Me arrodillé sobre la tierra en un intento desesperado por volver a pertenecerte; sentí su pulso penetrarme por debajo de la piel y como el tentáculo de un pulpo incoherente fue encontrándose un camino hasta la profundidad de nuestros días, cuando pasábamos horas contando las partículas del viento, construyendo ciudades con esas partículas, sembrando gatos en esas ciudades.
Mira, ven, déjame recordarte a que saben mis manías; son dulces como la miel de tus abejas, ácidas como la hiel de mis angustias, saladas como la piel de nuestras fantasías.

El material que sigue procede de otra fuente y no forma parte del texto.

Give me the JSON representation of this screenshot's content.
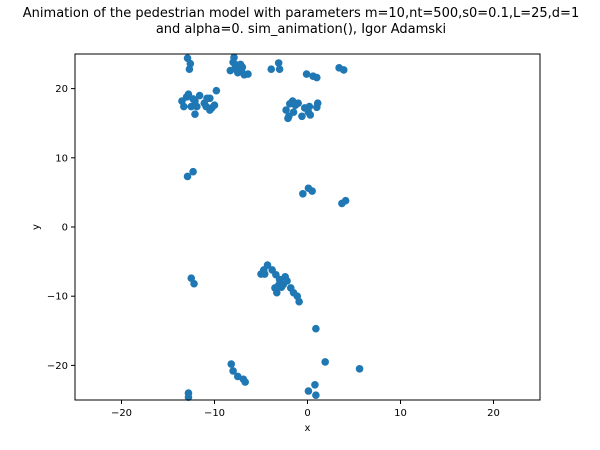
{
  "chart_data": {
    "type": "scatter",
    "title_lines": [
      "Animation of the pedestrian model with parameters m=10,nt=500,s0=0.1,L=25,d=1",
      "and alpha=0. sim_animation(), Igor Adamski"
    ],
    "xlabel": "x",
    "ylabel": "y",
    "xlim": [
      -25,
      25
    ],
    "ylim": [
      -25,
      25
    ],
    "xticks": [
      -20,
      -10,
      0,
      10,
      20
    ],
    "yticks": [
      -20,
      -10,
      0,
      10,
      20
    ],
    "xtick_labels": [
      "−20",
      "−10",
      "0",
      "10",
      "20"
    ],
    "ytick_labels": [
      "−20",
      "−10",
      "0",
      "10",
      "20"
    ],
    "grid": false,
    "marker_color": "#1f77b4",
    "points": [
      [
        -12.9,
        24.4
      ],
      [
        -12.6,
        23.6
      ],
      [
        -12.7,
        22.8
      ],
      [
        -7.9,
        24.5
      ],
      [
        -8.0,
        23.8
      ],
      [
        -7.6,
        23.4
      ],
      [
        -7.2,
        23.5
      ],
      [
        -7.0,
        23.1
      ],
      [
        -7.8,
        22.9
      ],
      [
        -8.3,
        22.6
      ],
      [
        -7.5,
        22.3
      ],
      [
        -7.1,
        22.6
      ],
      [
        -6.8,
        22.0
      ],
      [
        -6.4,
        22.1
      ],
      [
        -3.9,
        22.8
      ],
      [
        -3.1,
        23.7
      ],
      [
        -3.0,
        22.8
      ],
      [
        -0.1,
        22.1
      ],
      [
        0.6,
        21.8
      ],
      [
        1.0,
        21.6
      ],
      [
        3.4,
        23.0
      ],
      [
        3.9,
        22.7
      ],
      [
        -13.5,
        18.2
      ],
      [
        -13.0,
        18.8
      ],
      [
        -12.8,
        19.2
      ],
      [
        -13.3,
        17.4
      ],
      [
        -12.5,
        17.4
      ],
      [
        -12.1,
        18.2
      ],
      [
        -11.9,
        17.4
      ],
      [
        -11.6,
        19.0
      ],
      [
        -11.1,
        17.9
      ],
      [
        -10.9,
        17.4
      ],
      [
        -10.5,
        18.6
      ],
      [
        -10.3,
        17.2
      ],
      [
        -10.0,
        17.6
      ],
      [
        -9.8,
        19.7
      ],
      [
        -10.5,
        16.9
      ],
      [
        -10.8,
        18.6
      ],
      [
        -12.1,
        16.3
      ],
      [
        -12.3,
        18.5
      ],
      [
        -2.3,
        16.9
      ],
      [
        -1.9,
        17.8
      ],
      [
        -1.6,
        18.2
      ],
      [
        -1.3,
        17.6
      ],
      [
        -1.0,
        17.9
      ],
      [
        -1.5,
        16.6
      ],
      [
        -2.0,
        16.0
      ],
      [
        -2.1,
        15.7
      ],
      [
        -0.6,
        16.0
      ],
      [
        -0.3,
        17.2
      ],
      [
        0.2,
        17.4
      ],
      [
        0.1,
        16.6
      ],
      [
        1.1,
        17.9
      ],
      [
        1.0,
        17.3
      ],
      [
        0.3,
        16.2
      ],
      [
        -12.9,
        7.3
      ],
      [
        -12.3,
        8.0
      ],
      [
        -0.5,
        4.8
      ],
      [
        0.1,
        5.6
      ],
      [
        0.5,
        5.2
      ],
      [
        3.7,
        3.4
      ],
      [
        4.1,
        3.8
      ],
      [
        -4.3,
        -5.5
      ],
      [
        -4.7,
        -6.2
      ],
      [
        -5.0,
        -6.8
      ],
      [
        -3.8,
        -6.2
      ],
      [
        -3.4,
        -6.9
      ],
      [
        -3.0,
        -7.6
      ],
      [
        -2.4,
        -7.2
      ],
      [
        -2.2,
        -7.8
      ],
      [
        -2.6,
        -8.3
      ],
      [
        -3.1,
        -8.4
      ],
      [
        -2.8,
        -8.7
      ],
      [
        -3.5,
        -8.8
      ],
      [
        -3.3,
        -9.5
      ],
      [
        -1.8,
        -8.8
      ],
      [
        -1.5,
        -9.5
      ],
      [
        -1.1,
        -10.0
      ],
      [
        -0.9,
        -10.8
      ],
      [
        -4.6,
        -6.8
      ],
      [
        -12.5,
        -7.4
      ],
      [
        -12.2,
        -8.2
      ],
      [
        0.9,
        -14.7
      ],
      [
        1.9,
        -19.5
      ],
      [
        5.6,
        -20.5
      ],
      [
        -8.2,
        -19.8
      ],
      [
        -8.0,
        -20.8
      ],
      [
        -7.5,
        -21.6
      ],
      [
        -6.9,
        -22.0
      ],
      [
        -6.7,
        -22.4
      ],
      [
        0.1,
        -23.7
      ],
      [
        0.8,
        -22.8
      ],
      [
        0.9,
        -24.3
      ],
      [
        -12.8,
        -24.0
      ],
      [
        -12.8,
        -24.6
      ]
    ]
  }
}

¿Te acuerdas cuando aprendimos a volar? Te encontré en la revoltura de las calles, en la andanza vespertina después de un amanecer empapado de alcohol en nuestras bocas, el hálito sentenciando un día gris como el cemento, duro como el cemento, frío como el cemento, una gama que no prescinde del perdón por el azúcar, pero que se volvió fantástico y delicioso cuando nuestros ojos se hicieron justos.
Estábamos sedientos, las lágrimas nos habían secado el día y vimos las nubes de colores. Te ofrecí mi mano y te invité a perderte conmigo en algún lugar lejano y volvernos locos juntos, despojarnos mutuamente de la cordura, prenda a prenda hasta que la razón se nos desprendiera y desesperar con la rabia de la luz que pendiendo del cielo prendía dependiendo del sol naciendo tras las colinas y sus pendientes, y estuvimos sin pendientes, luego quité los pendientes de tus orejas y nos volvimos dependientes. Y corrimos por las colinas, cuesta abajo por sus pendientes y entonces aprendimos a volar, pendientes del cielo y del sol para no quemarnos.
Me levanté de la tierra, sacudí mis rodillas y al verte desde abajo, creciendo como una torre a contraluz, me di cuenta que volvía a pertenecerte.